Hezbollah Secretary-General Hassan Nasrallah claimed in an August 2023 speech that UNIFIL both works for Israel and violates Lebanon’s sovereignty. “This is why [the Americans] want UNIFIL to work for Israel. They want UNIFIL to spy for Israel. They want UNIFIL to replace the Israelis in places where they cannot [operate] … [Israel’s] drones are not as effective as they have been in the past, and their spies also have various problems. Where Israel’s drones, spies, and cameras cannot reach in order to obtain information, UNIFIL’s cameras are meant to replace them.” He further railed against UNIFIL conducting operations independent of the LAF and indirectly denied the funding and direction that Hezbollah receives from Iran by stating, “Now some wise guy might say that [Hezbollah] is also a military force. We are a Lebanese force, we are the Lebanese people, we are locals. We are not a foreign force.”

9. UNIFIL peacekeepers have been killed or injured in areas controlled by Hezbollah

In December 2023, UNIFIL said one of its soldiers had been shot by an unknown gunman and that an investigation had been launched. In October 2023, two mortar shells of undetermined origin hit a UNIFIL base, injuring one peacekeeper, hours after a shell landed inside a separate UNIFIL location. In December 2022, five Hezbollah-linked militants were charged with conspiracy and murder in a shooting attack that killed an Irish UNIFIL peacekeeper and injured three others. In June 2007, a car bomb killed six UNIFIL members and wounded two others.

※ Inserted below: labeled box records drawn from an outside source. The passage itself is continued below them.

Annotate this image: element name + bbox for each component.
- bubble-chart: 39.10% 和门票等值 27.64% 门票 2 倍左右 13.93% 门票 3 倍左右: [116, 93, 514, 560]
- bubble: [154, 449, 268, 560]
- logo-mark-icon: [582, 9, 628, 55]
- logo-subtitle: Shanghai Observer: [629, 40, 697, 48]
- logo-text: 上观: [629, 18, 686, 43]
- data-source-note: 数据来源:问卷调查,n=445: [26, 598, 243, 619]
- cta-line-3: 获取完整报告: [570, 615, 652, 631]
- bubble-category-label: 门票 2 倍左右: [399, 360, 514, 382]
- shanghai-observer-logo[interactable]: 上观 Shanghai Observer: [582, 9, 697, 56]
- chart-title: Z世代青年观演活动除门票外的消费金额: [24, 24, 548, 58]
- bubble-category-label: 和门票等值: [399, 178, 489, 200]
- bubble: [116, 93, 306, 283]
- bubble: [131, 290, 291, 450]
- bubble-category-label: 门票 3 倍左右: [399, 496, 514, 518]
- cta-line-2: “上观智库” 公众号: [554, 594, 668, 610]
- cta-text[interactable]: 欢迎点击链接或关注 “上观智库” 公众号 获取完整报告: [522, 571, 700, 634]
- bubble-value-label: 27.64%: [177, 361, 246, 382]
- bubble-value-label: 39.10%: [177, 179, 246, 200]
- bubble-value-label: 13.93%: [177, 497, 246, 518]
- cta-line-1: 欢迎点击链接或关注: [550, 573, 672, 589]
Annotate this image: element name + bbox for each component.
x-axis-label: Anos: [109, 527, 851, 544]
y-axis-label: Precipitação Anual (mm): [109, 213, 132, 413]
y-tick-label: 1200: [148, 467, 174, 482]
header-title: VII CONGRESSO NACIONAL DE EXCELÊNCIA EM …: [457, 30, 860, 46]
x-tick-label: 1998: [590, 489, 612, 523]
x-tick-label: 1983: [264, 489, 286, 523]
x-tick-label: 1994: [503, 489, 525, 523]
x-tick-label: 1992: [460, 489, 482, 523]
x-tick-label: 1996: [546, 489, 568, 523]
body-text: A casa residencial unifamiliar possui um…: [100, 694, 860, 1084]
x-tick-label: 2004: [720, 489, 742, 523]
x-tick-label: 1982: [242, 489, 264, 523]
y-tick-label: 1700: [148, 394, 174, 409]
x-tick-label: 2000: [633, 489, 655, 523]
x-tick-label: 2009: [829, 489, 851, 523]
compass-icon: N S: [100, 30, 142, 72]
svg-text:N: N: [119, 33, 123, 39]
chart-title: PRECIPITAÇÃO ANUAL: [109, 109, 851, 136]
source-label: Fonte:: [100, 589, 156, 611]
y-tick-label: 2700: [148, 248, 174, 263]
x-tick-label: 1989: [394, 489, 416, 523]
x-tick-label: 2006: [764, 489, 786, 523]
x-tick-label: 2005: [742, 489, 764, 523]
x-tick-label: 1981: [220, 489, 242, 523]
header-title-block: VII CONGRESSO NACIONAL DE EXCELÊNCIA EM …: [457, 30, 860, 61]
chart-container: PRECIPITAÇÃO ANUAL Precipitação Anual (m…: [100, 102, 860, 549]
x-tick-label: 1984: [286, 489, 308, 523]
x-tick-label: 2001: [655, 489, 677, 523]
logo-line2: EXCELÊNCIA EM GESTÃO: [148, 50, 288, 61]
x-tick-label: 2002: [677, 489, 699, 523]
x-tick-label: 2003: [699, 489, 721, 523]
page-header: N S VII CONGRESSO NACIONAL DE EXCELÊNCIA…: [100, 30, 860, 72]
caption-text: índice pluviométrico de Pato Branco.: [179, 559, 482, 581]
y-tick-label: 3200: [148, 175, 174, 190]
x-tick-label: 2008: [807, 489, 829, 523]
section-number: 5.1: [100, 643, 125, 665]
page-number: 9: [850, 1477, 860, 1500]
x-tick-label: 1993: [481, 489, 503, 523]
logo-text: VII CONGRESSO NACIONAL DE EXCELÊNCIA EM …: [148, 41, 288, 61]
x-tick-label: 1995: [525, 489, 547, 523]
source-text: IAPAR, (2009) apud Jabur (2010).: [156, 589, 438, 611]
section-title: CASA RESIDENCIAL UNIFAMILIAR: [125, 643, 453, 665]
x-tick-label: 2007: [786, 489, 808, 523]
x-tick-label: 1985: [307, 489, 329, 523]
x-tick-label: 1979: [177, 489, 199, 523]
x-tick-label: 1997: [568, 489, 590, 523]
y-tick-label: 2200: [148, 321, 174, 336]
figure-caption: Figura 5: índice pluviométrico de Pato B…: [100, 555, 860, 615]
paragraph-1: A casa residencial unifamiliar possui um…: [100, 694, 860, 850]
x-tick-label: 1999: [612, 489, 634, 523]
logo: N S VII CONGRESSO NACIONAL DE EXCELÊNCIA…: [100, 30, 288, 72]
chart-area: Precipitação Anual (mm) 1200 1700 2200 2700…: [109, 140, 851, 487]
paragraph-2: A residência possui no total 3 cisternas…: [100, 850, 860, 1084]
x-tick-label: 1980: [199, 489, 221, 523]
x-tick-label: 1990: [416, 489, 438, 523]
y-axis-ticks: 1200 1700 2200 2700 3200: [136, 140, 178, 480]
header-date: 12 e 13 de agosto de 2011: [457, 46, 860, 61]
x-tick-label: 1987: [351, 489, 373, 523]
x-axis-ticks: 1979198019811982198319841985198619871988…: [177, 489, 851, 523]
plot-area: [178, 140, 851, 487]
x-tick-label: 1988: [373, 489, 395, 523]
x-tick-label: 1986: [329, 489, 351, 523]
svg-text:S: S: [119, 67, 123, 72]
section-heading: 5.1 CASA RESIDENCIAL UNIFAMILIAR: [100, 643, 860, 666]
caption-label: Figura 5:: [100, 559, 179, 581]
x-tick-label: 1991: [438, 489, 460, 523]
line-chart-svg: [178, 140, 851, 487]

UNIFIL members have also been caught in the crossfire of Hezbollah attacks on Israel. In January 2015, a Spanish peacekeeper was killed by an IDF mortar shell when the IDF returned fire after a Hezbollah attack killed two IDF soldiers and wounded seven others; while regretting the incident, Israel said it held Hezbollah and the Lebanese government responsible.

10. The U.S. contributes substantial sums to sustain UNIFIL – with insufficient return on investment

The United States contributes annually to UNIFIL’s budget even as the peacekeeping body fails to fulfill its mission. In 2023, Congress appropriated $143 million to UNIFIL, accounting for over one-quarter of the peacekeeping body’s approximately $510 million budget. Since the war in 2006, Washington has spent more than $2.5 billion to support UNIFIL. The United States has likewise invested a similar amount in the LAF since 2006, a portion of which is intended to facilitate cooperation between the LAF and UNIFIL in southern Lebanon. Neither the LAF nor UNIFIL lacks the funding or manpower necessary to carry out its responsibilities. The problem is a lack of will.